Like the other guys have said, simple nutrition advice will go a long way in getting bikini-ready. What are her starting stats, general fat level, etc.?

Dan John has mentioned that when a girl can do three pull-ups and squat 135x5, she "should" be on her way to an awesome physique. Those are a decent starting point. I'd also add 10-15 legit full-range push-ups on the list. They're a confidence booster, if nothing else.

I have no idea what this means.


Yep she has a fitbit so I'm gonna force her to use the calorie journal thing on their website. She says she doesn't really care what she weighs as long as she can see results so ill probably have her on a small calorie surplus.

She's already making progress session to session so I meant more long term goals to shoot for.


Hi Chris thanks for the reply man, I love your articles. I'm not planning on straying too far from what's worked for me; hard work and heavy weight, I started the thread because I've never actually trained anyone and wanted to make sure I'm on the right track. No cleans because I'm just learning to do them myself so I'm not comfortable teaching them yet.

Shes 5'9, 150 lbs, her smartscale at home puts her at 30% body fat but I don't buy that. (No way she has 40lbs of fat lol) her starting weights were:

OHP: 60 lb
Bench 75lb
Squat 95lb
Deadlift 95 lb (she probably could've done more here but she's had back issues in the past so I was conservative)

She's also doing machine assisted pullups and bodyweight back raises.


I am not a trainer, this is an N=1 observation, and YMMV for sure, but if your sister has taken to the heavy lifting and wants a little extra stuff to warm-up or cool-down, you might consider teaching her the kettlebell swing (if KB's are available) and another KB movement or two (the goblet squat, perhaps).

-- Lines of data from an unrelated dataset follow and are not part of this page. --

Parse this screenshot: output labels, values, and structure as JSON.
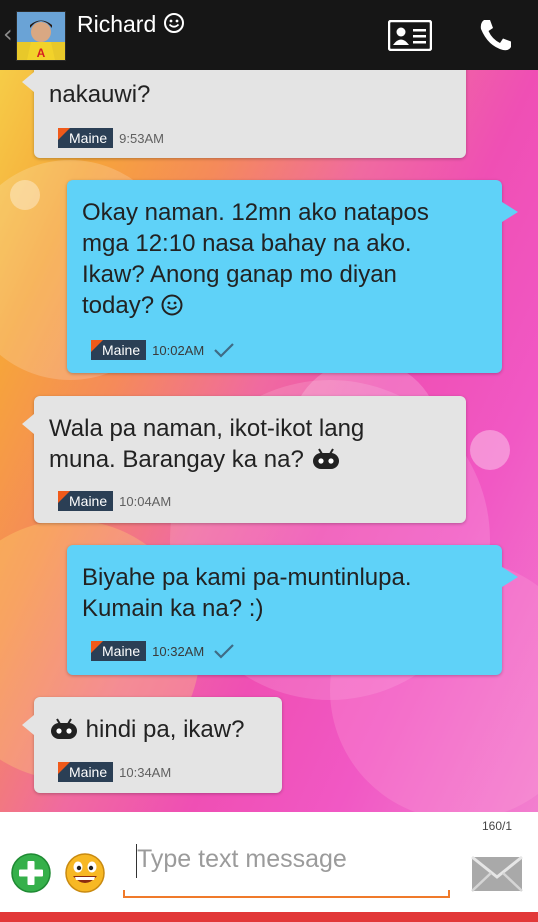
{
  "header": {
    "contact_name": "Richard",
    "avatar_icon": "contact-photo",
    "contact_card_icon": "contact-card-icon",
    "call_icon": "phone-icon"
  },
  "messages": [
    {
      "direction": "incoming",
      "lines": [
        "nakauwi?"
      ],
      "sender_tag": "Maine",
      "time": "9:53AM"
    },
    {
      "direction": "outgoing",
      "lines": [
        "Okay naman. 12mn ako natapos",
        "mga 12:10 nasa bahay na ako.",
        "Ikaw? Anong ganap mo diyan",
        "today?"
      ],
      "sender_tag": "Maine",
      "time": "10:02AM"
    },
    {
      "direction": "incoming",
      "lines": [
        "Wala pa naman, ikot-ikot lang",
        "muna. Barangay ka na?"
      ],
      "sender_tag": "Maine",
      "time": "10:04AM"
    },
    {
      "direction": "outgoing",
      "lines": [
        "Biyahe pa kami pa-muntinlupa.",
        "Kumain ka na? :)"
      ],
      "sender_tag": "Maine",
      "time": "10:32AM"
    },
    {
      "direction": "incoming",
      "lines": [
        "hindi pa, ikaw?"
      ],
      "sender_tag": "Maine",
      "time": "10:34AM"
    }
  ],
  "composer": {
    "counter": "160/1",
    "placeholder": "Type text message",
    "add_icon": "plus-icon",
    "emoji_icon": "emoji-icon",
    "send_icon": "envelope-icon"
  },
  "colors": {
    "incoming_bubble": "#e4e4e4",
    "outgoing_bubble": "#5fd2f8",
    "tag_background": "#2b3f55",
    "tag_accent": "#f05a1a",
    "input_underline": "#f07a2a"
  }
}
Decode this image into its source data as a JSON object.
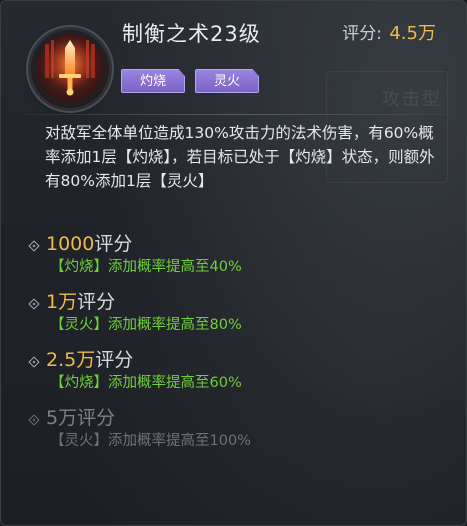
{
  "skill": {
    "title": "制衡之术23级",
    "score_label": "评分:",
    "score_value": "4.5万",
    "icon": "flaming-sword-icon",
    "tags": [
      "灼烧",
      "灵火"
    ],
    "description": "对敌军全体单位造成130%攻击力的法术伤害，有60%概率添加1层【灼烧】，若目标已处于【灼烧】状态，则额外有80%添加1层【灵火】"
  },
  "background": {
    "ghost_text": "攻击型"
  },
  "tiers": [
    {
      "num": "1000",
      "unit": "评分",
      "effect": "【灼烧】添加概率提高至40%",
      "unlocked": true
    },
    {
      "num": "1万",
      "unit": "评分",
      "effect": "【灵火】添加概率提高至80%",
      "unlocked": true
    },
    {
      "num": "2.5万",
      "unit": "评分",
      "effect": "【灼烧】添加概率提高至60%",
      "unlocked": true
    },
    {
      "num": "5万",
      "unit": "评分",
      "effect": "【灵火】添加概率提高至100%",
      "unlocked": false
    }
  ],
  "colors": {
    "accent_gold": "#f0b94a",
    "effect_green": "#6fcf3d",
    "tag_purple": "#8a73d4",
    "locked_gray": "#7d8187"
  }
}
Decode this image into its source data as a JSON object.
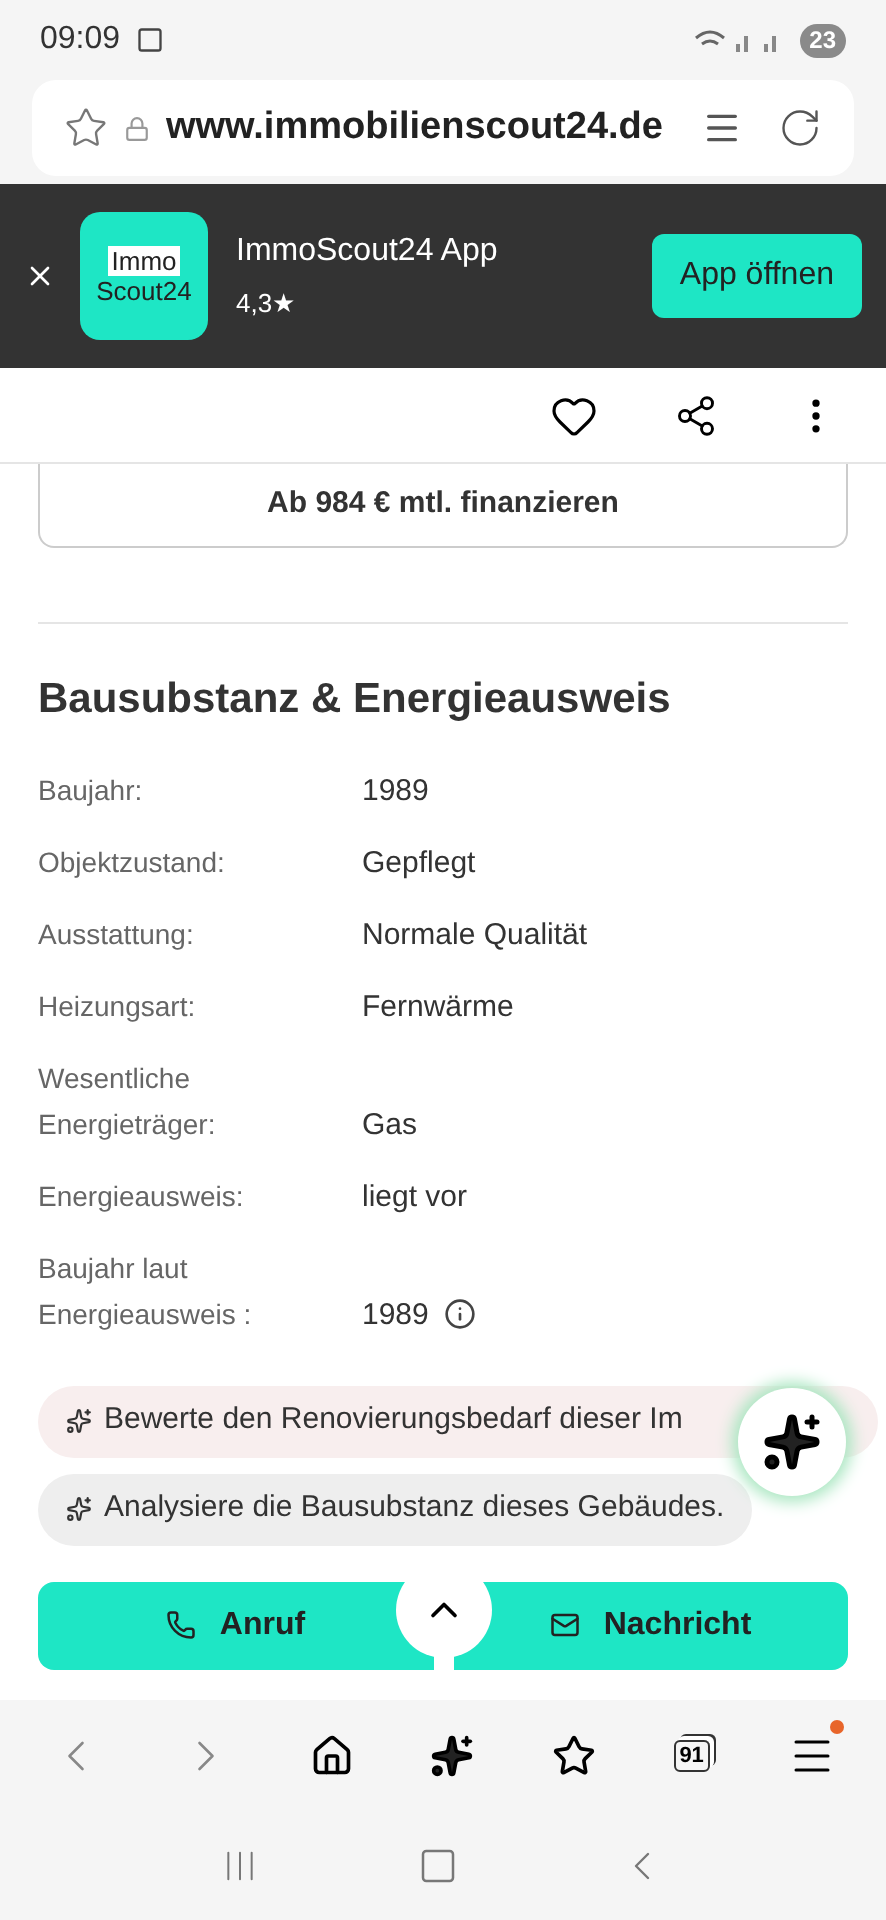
{
  "status_bar": {
    "time": "09:09",
    "battery": "23"
  },
  "browser": {
    "url": "www.immobilienscout24.de",
    "tab_count": "91",
    "menu_badge": true
  },
  "app_banner": {
    "logo_line1": "Immo",
    "logo_line2": "Scout24",
    "title": "ImmoScout24 App",
    "rating": "4,3★",
    "button": "App öffnen"
  },
  "finance_button": "Ab 984 € mtl. finanzieren",
  "section": {
    "title": "Bausubstanz & Energieausweis",
    "rows": [
      {
        "label": "Baujahr:",
        "value": "1989",
        "info": false
      },
      {
        "label": "Objektzustand:",
        "value": "Gepflegt",
        "info": false
      },
      {
        "label": "Ausstattung:",
        "value": "Normale Qualität",
        "info": false
      },
      {
        "label": "Heizungsart:",
        "value": "Fernwärme",
        "info": false
      },
      {
        "label": "Wesentliche Energieträger:",
        "value": "Gas",
        "info": false
      },
      {
        "label": "Energieausweis:",
        "value": "liegt vor",
        "info": false
      },
      {
        "label": "Baujahr laut Energieausweis :",
        "value": "1989",
        "info": true
      }
    ]
  },
  "ai_chips": [
    {
      "text": "Bewerte den Renovierungsbedarf dieser Im",
      "color": "#f8eeee"
    },
    {
      "text": "Analysiere die Bausubstanz dieses Gebäudes.",
      "color": "#eeeeee"
    }
  ],
  "actions": [
    {
      "kind": "call",
      "label": "Anruf"
    },
    {
      "kind": "message",
      "label": "Nachricht"
    }
  ]
}
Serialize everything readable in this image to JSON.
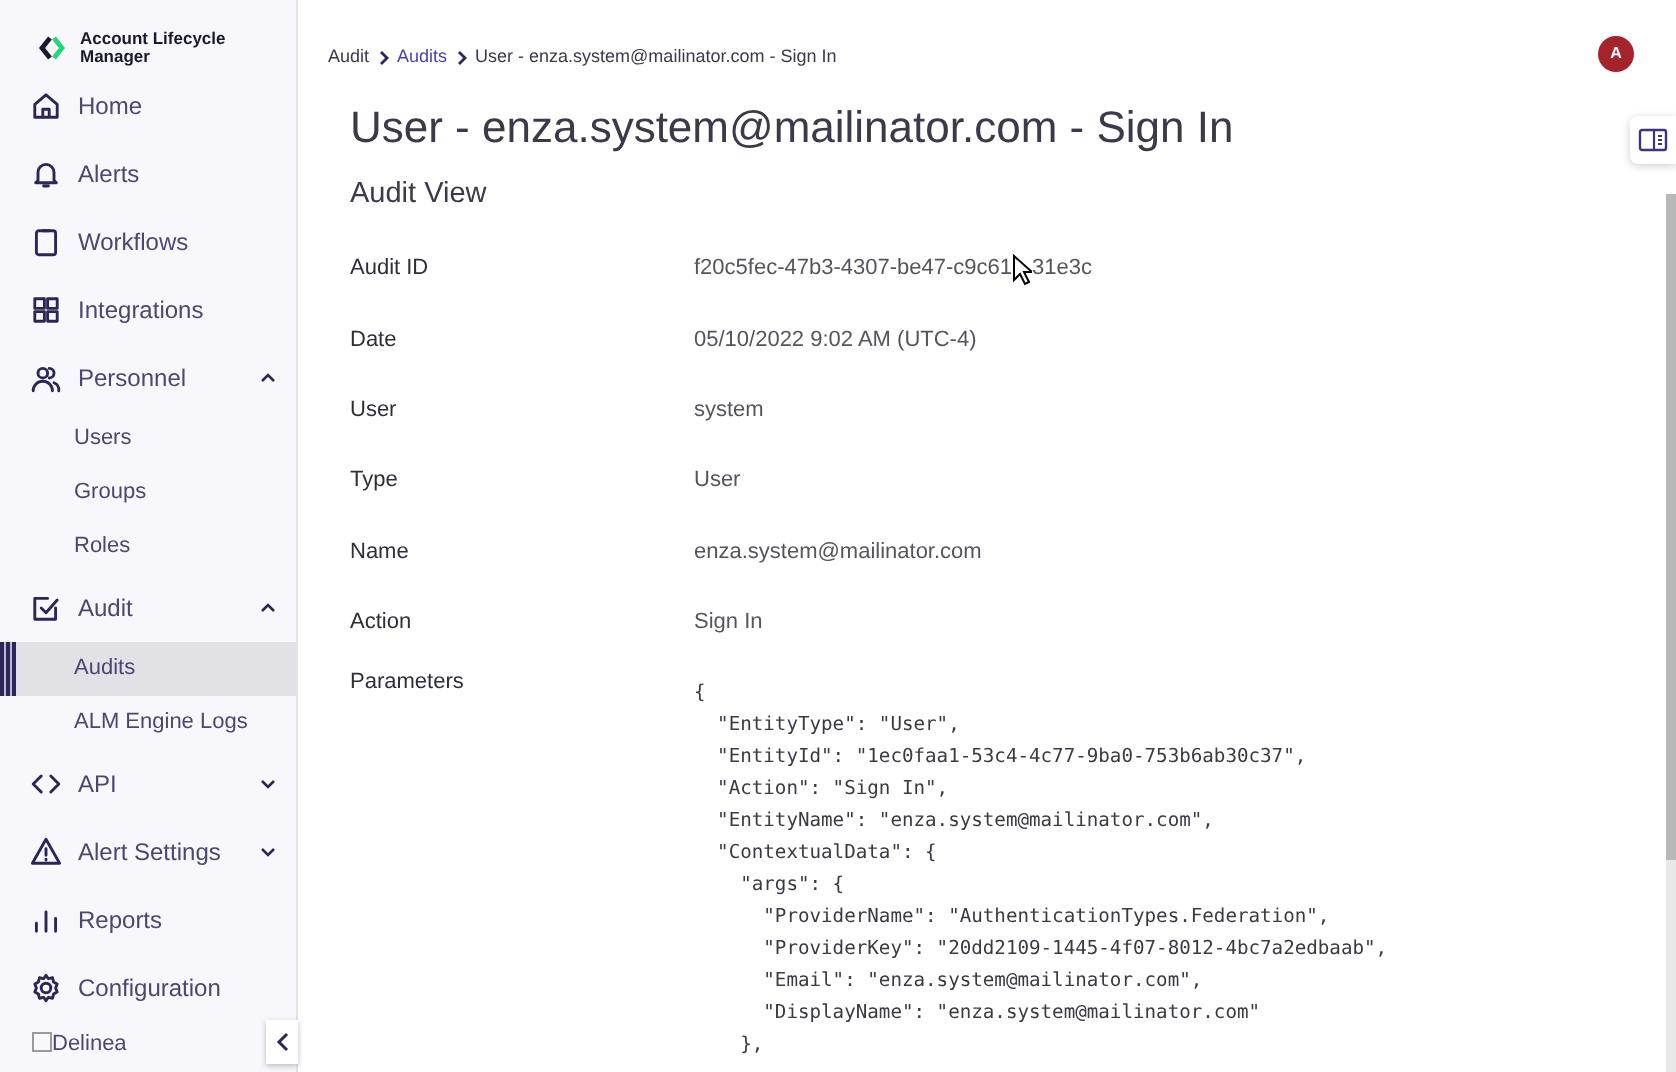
{
  "app_name": "Account Lifecycle Manager",
  "nav": [
    {
      "label": "Home"
    },
    {
      "label": "Alerts"
    },
    {
      "label": "Workflows"
    },
    {
      "label": "Integrations"
    },
    {
      "label": "Personnel",
      "expanded": true,
      "children": [
        {
          "label": "Users",
          "selected": false
        },
        {
          "label": "Groups",
          "selected": false
        },
        {
          "label": "Roles",
          "selected": false
        }
      ]
    },
    {
      "label": "Audit",
      "expanded": true,
      "children": [
        {
          "label": "Audits",
          "selected": true
        },
        {
          "label": "ALM Engine Logs",
          "selected": false
        }
      ]
    },
    {
      "label": "API",
      "expanded": false
    },
    {
      "label": "Alert Settings",
      "expanded": false
    },
    {
      "label": "Reports"
    },
    {
      "label": "Configuration"
    }
  ],
  "footer_logo": "Delinea",
  "breadcrumb": [
    {
      "label": "Audit",
      "link": false
    },
    {
      "label": "Audits",
      "link": true
    },
    {
      "label": "User - enza.system@mailinator.com - Sign In",
      "link": false
    }
  ],
  "avatar": "A",
  "title": "User - enza.system@mailinator.com - Sign In",
  "section": "Audit View",
  "fields": [
    {
      "label": "Audit ID",
      "value": "f20c5fec-47b3-4307-be47-c9c61",
      "value_end": "31e3c"
    },
    {
      "label": "Date",
      "value": "05/10/2022 9:02 AM (UTC-4)"
    },
    {
      "label": "User",
      "value": "system"
    },
    {
      "label": "Type",
      "value": "User"
    },
    {
      "label": "Name",
      "value": "enza.system@mailinator.com"
    },
    {
      "label": "Action",
      "value": "Sign In"
    }
  ],
  "parameters": {
    "label": "Parameters",
    "lines": [
      "{",
      "  \"EntityType\": \"User\",",
      "  \"EntityId\": \"1ec0faa1-53c4-4c77-9ba0-753b6ab30c37\",",
      "  \"Action\": \"Sign In\",",
      "  \"EntityName\": \"enza.system@mailinator.com\",",
      "  \"ContextualData\": {",
      "    \"args\": {",
      "      \"ProviderName\": \"AuthenticationTypes.Federation\",",
      "      \"ProviderKey\": \"20dd2109-1445-4f07-8012-4bc7a2edbaab\",",
      "      \"Email\": \"enza.system@mailinator.com\",",
      "      \"DisplayName\": \"enza.system@mailinator.com\"",
      "    },"
    ]
  }
}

My GF, who was a runner/yoga-only person until we started dating, has steadily become more and more enthralled with the kettlebell and very much enjoys one or two dedicated KB workouts per week. Something about the high reps and feel of it seems to appeal to women that don't want to get "bulky" but think it will help them get "toned" - bunk terms though they are, the point stands that high-rep KB swings as a warm-up and/or finisher are a good addition for most anyone, and seem to appeal to women who think they need "cardio" mixed in with their weight sessions.


Of the few girls that I've seen start lifting, 100% of them have had a strong preference for kB training (and trap bar deadlifts for some reason) over bB or dB training.



IME, woman tend to respond better with higher rep ranges and a little more volume, especially in the lower body. But like other said, stick to the basics.


And in my n=1, my girl hated kb swings because she found them tedious, yet loved farmer's walks.